Part of this philosophy is to use the cancer to treat the cancer.  So when my homoeopath suggested I ask for a slide of my biopsy, I took great pleasure in crafting a finely tuned missive to the PA of the consultant surgeon.  I wish I’d seen his face when he read it!

At our meeting with the team involved in my surgery, the consultant surgeon pushed a piece of paper with some scant instructions into Craig’s hand.  ‘Pathology 2, Dr Di Palma’.  It was made clear this was an unusual request.  Undaunted, we set off on our new hospital adventure, to find the ‘path 2’ building.  At one particularly confusing turn – neither Craig or I are blessed with a great sense of direction – we met a delightful old dear who had worked at the hospital for many years.  She was very keen to know where pathology lab 2 was located herself and, after asking directions, she took us into the bowels of the building, popping us out – like Alice and the white rabbit – next to the main incinerator. She then scuttled off, delighted with her new morsel of knowledge.Alice handles the white rabbit

‘Path 2’ is a modern building by Royal County Hospital standards, and after pressing the array of dizzyingly labelled buttons (none of which mentioned pathology directly) we were let in by a workman welding a paintbrush.  We came to a floor that had a tiny little Christmas tree and a bell. A young girl appeared, proudly wearing a knitted Christmas jumper, and was startled to see “real” people  in the building! She made a couple of calls and led us down into the basement, along a narrow newly painted corridor and into the offices of Doctor Silvana Di Palma.

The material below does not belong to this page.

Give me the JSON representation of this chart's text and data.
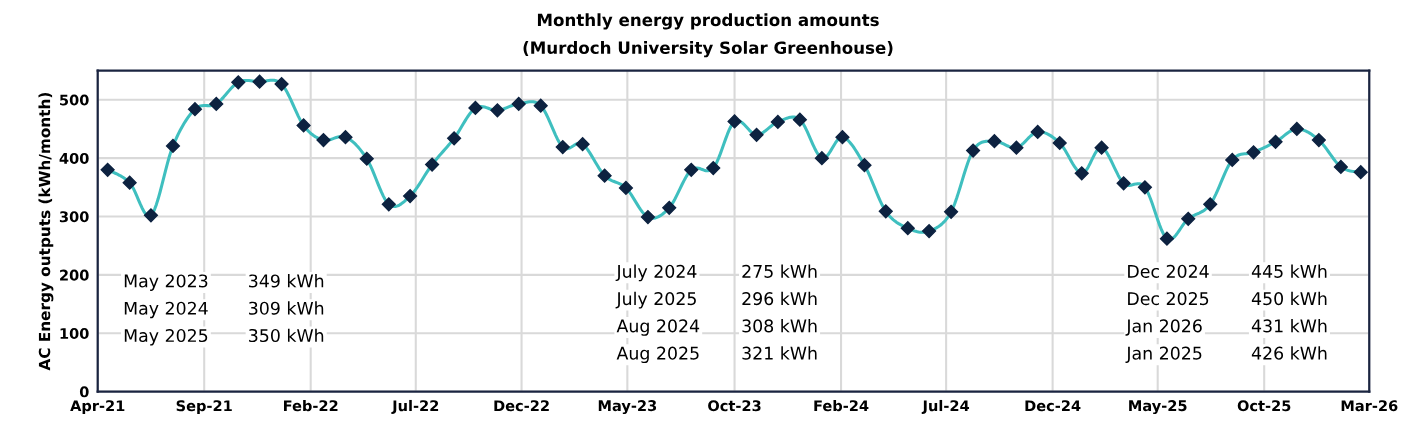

This was the moment where I absolutely, knew I was going to be fine. As she ushered us to sit down I looked at this powerhouse of a woman and was totally impressed. From her perfectly coiffed hair, to her beautifully made up face, to her Dolce&Gabbana heels and chic fitted outfit, this woman oozed class and passion. And she was interested in me and what we were going to use the slide for.  She unwrapped it carefully from its paper and presented it to me solemnly; “the cell is cut on the diagonal”, she intoned, sounding like a cross between Sophia Loren and Gina Belluchi. “The pink pieces are healthy, the blue rings are carcinoma”.  She paused.  I could find nothing to say.  I was looking at pink blobs and blue blobs, and desperately wanting to impress her.  My mind itself had turned into a blob!

She seemed to sense that I did not share her passion, and my diplomatic husband valiantly came to my rescue by asking about the black and white photos on the wall.  They are her childhood village in a small part of Italy near the Umbrian mountains.  Smart, talented, beautiful and grounded; I wanted to ask her round for dinner!

So, as a scientist she wanted to know specifically how we were planning on using this slide.  I waffled on, talking nonsense, seeing my new best friend evaporate before my eyes.  Eventually I blurted, “I don’t know how it works, I don’t care how it works, what is important to me is that I’m doing absolutely everything to eradicate this and make the cancer go away”.  She patted my hand and gave me her email address.  “Stay in touch”, she said.  “I understand and support you in what you are doing and I’ll look out for your cancer cells and deal with your case personally”.

I am going to invite Silvana for dinner, along with my smart, bright girlfriends.  We will have much to talk about; I’ll be happy to discuss colours, just not pink and blue blobs!